「ねえ、あの噂知ってる?」

「冬野くんのでしょ!?」

「やばくない?冬野くんに彼女できたって。」

「だれだれ!?!?」

「1組の堀川って人らしいよ。」

「誰それ……。」

「見たことあるけど平凡っていうか、ちょいブサ?」

「冬野くんに全然釣り合わないんだけど。」

「冬野くんって確か雪加瀬さんに振られたんだよね。」

「ランク落としすぎじゃない?」

「それね。」

「あっでも、冬野くんのこと下の名前で呼んでいいの堀川さんだけらしいよ。
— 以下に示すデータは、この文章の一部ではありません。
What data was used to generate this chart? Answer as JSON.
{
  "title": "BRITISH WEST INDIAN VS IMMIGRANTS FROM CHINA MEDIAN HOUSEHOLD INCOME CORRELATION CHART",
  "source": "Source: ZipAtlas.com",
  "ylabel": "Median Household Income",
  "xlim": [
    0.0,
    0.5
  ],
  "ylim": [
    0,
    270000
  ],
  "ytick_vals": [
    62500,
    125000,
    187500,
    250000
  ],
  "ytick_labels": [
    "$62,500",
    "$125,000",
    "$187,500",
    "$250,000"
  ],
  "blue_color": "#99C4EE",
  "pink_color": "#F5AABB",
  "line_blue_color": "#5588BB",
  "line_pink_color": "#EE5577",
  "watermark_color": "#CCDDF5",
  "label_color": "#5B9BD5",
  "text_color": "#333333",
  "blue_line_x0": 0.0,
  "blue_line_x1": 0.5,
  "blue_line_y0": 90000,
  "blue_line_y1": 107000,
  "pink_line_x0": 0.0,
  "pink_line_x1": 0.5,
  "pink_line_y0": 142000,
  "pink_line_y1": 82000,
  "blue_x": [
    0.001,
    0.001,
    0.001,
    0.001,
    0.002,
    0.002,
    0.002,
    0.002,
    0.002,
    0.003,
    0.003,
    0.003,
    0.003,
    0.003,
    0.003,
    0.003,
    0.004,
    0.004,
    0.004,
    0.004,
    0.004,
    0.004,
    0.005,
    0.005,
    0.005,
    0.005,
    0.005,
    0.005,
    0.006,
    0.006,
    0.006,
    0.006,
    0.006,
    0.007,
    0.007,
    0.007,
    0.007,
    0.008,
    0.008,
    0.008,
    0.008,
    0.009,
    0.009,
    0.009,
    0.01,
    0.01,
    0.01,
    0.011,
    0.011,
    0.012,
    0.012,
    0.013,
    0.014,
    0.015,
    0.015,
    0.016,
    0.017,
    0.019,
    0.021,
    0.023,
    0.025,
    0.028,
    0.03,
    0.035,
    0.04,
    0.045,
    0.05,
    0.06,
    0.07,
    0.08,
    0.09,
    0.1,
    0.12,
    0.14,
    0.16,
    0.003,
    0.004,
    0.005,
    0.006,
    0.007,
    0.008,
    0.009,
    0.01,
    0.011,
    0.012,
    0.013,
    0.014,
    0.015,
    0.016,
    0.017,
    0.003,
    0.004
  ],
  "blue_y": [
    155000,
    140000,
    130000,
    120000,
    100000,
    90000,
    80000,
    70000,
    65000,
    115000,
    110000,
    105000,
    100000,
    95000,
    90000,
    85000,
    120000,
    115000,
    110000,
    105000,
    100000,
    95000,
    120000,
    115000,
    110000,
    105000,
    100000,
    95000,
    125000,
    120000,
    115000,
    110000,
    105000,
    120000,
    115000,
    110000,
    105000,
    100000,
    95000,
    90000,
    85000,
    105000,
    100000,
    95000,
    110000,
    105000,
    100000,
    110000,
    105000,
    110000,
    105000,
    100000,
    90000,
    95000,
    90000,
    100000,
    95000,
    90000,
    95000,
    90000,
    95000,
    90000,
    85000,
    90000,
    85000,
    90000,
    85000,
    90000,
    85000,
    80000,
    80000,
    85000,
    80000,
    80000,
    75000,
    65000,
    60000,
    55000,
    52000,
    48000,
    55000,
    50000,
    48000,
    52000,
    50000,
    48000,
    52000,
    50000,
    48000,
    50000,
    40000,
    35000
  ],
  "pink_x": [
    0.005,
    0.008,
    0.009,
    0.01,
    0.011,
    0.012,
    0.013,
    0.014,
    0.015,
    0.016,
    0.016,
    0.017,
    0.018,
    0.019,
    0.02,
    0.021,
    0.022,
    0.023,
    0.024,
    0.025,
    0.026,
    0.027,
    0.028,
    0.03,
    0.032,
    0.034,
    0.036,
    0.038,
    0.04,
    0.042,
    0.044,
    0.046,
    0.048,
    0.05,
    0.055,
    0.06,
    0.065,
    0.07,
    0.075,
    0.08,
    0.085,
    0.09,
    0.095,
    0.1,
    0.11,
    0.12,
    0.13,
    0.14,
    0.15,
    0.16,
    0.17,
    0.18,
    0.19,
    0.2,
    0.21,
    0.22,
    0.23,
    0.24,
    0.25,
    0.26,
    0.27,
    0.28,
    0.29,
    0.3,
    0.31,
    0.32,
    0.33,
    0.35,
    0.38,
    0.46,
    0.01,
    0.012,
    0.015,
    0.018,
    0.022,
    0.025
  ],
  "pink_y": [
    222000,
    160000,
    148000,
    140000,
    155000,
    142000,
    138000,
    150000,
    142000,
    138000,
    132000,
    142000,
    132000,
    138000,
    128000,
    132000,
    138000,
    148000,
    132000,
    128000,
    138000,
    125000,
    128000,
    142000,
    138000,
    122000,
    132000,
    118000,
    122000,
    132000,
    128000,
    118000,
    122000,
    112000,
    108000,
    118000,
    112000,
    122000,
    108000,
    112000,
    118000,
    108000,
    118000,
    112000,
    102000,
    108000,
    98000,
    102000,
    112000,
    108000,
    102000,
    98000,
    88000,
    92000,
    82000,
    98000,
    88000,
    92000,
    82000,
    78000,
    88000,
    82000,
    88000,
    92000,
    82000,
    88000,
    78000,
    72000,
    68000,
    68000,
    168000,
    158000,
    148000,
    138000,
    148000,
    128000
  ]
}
」

「なにそれ!」

「雪加瀬さんの時もおとぎ話みたいだと思ったけど。
 冬野くんたちのも結構だよね。」

「あーあ、いいな堀川さん。どうやって冬野くん落としたんだろ。」

この噂を聞き始めて1週間がとうに過ぎてる。
誰も彼も、飽きずにこの噂ばっかり。
冬野と凪が付き合い始めたという噂。
私も、噂で知ったからびっくりした。

凪は、私には話してくれると思ってたんだけど。
伝える前に噂で聞かれるって……。

隣でのんきに缶のココアを飲む凪。
当の本人は噂話に耳を傾けていなさそうで。
心ない言葉をたくさん聞いているはずなのに。
それでも笑う凪に、心が痛くなる。

水原のことでも傷ついてるはずなのに。

でもどうして、冬野と付き合い始めたんだろう。
ていうか、接点あったなんて知らなかった。